Until that point, the service had relied on propriety machines from companies including IBM, Hitachi and, more recently, Sun.
“I come from a commodity supercomputing background and I have a clear vision that a commodity cluster could be as powerful as propriety systems. And in the UK we demonstrated that for the first time,” he said.
The result was a supercomputer that ran significantly faster than the IBM Regatta machine at the UK's national supercomputing centre in Daresbury – then the fastest machine in the UK - and yet was significantly cheaper.
“There was a big difference in price performance,” he said.
Calleja also changed the computing centre’s business model – transforming it from a free service funded centrally by Cambridge university to a commercial service, open to both academics and businesses.
The shift to a commercial service has meant investing heavily in improving the support and service levels the department offered to businesses and academics.
“University service departments are not known for good service, so we changed the way our staff work and had a heavy focus on customer service, being nice to our customers and making them feel comfortable,” he said.
- The Cambridge HPC service operates as a pay-per-use service.
- The university uses Moab, a management tool from Adaptive, to manage the work load and manage billing.
- The Moab software allows the service to manage computing jobs from 800 users in 30 departments, with utilisation levels of 87%.
Cambridge still runs a free service for academics, with a lower quality of service, and caps on usage, alongside its paid service.
Commercial realities hone efficiency
But as service levels have improved, the balance has shifted from 10% paid work, to 80% paid work.
“There is an advantage to the university because we are self-sustaining and, in my opinion, charging encourages efficiency of usage,” said Calleja.
“But it also makes us efficient because we have to compete for services.”
Moving to a commodity Intel infrastructure has opened up supercomputing in Cambridge to a much wider cross section of researchers.
“Many academics already have their own small Intel clusters, or are doing calculations on their own Intel workstation,” Calleja said.
“So its very easy for these guys to migrate to a supercomputer cluster."
Academic and business applications
This accessibility has contributed to a ten-fold increase in the use of supercomputer services at the Cambridge centre over the past ten years.
At the same time the university has benefited from a three-fold increase in its output of peer-reviewed papers on high-performance computing, with 370 peer reviewed articles published over the last four years.
Research teams are using the high-performance computer to make breakthroughs in materials modelling, using quantum mechanics.
And the service is helping astronomers investigate the origins of the universe, analysing the background microwave radiation that permeates space.
Commercially, Cambridge has worked with the Lotus Formula 1 team to model the aerodynamics of racing cars; and with a small graphics arts company, to render the special effects in the latest Planet of the Apes movie.
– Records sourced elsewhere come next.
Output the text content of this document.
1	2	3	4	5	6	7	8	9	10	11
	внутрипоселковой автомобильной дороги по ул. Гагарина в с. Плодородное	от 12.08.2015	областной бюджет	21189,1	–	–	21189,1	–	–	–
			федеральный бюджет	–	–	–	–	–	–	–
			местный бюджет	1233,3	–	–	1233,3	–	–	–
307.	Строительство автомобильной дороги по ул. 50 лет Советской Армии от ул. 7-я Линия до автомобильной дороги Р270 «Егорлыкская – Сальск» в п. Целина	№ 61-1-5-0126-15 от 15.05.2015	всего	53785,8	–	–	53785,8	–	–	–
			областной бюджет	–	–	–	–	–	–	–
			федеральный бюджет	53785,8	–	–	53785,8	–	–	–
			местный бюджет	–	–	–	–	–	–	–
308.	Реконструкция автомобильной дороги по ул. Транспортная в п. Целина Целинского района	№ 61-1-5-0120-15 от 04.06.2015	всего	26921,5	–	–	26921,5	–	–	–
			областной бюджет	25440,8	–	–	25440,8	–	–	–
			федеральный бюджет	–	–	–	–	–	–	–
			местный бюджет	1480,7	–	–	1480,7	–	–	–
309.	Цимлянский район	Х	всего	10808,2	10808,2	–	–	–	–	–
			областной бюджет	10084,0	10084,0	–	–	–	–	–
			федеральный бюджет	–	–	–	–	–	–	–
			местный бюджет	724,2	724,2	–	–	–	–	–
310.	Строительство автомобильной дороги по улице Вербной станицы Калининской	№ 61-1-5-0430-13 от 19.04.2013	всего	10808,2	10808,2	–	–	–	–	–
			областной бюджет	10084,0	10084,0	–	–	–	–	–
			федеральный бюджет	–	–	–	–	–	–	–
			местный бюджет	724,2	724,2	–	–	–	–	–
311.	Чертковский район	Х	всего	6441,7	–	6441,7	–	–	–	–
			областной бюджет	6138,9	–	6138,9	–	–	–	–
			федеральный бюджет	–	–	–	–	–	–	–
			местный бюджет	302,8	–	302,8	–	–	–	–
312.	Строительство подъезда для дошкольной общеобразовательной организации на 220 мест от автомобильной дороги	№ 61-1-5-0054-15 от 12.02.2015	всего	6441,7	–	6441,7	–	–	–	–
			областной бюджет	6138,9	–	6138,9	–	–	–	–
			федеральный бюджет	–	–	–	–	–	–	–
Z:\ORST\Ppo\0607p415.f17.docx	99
More commercial work is expected to follow, as Cambridge prepares to merge its supercomputing centre with Imperial College’s HPC centre.
The combined HPC service, dubbed Core, will share hardware, capital resources and systems staff.
“The idea is we can form a bigger critical mass of resources and, because we have a bigger critical mass, we will be able to better turn those resources to industry,” said Calleja.
At a time when university funding is being cut back, that could be an astute move.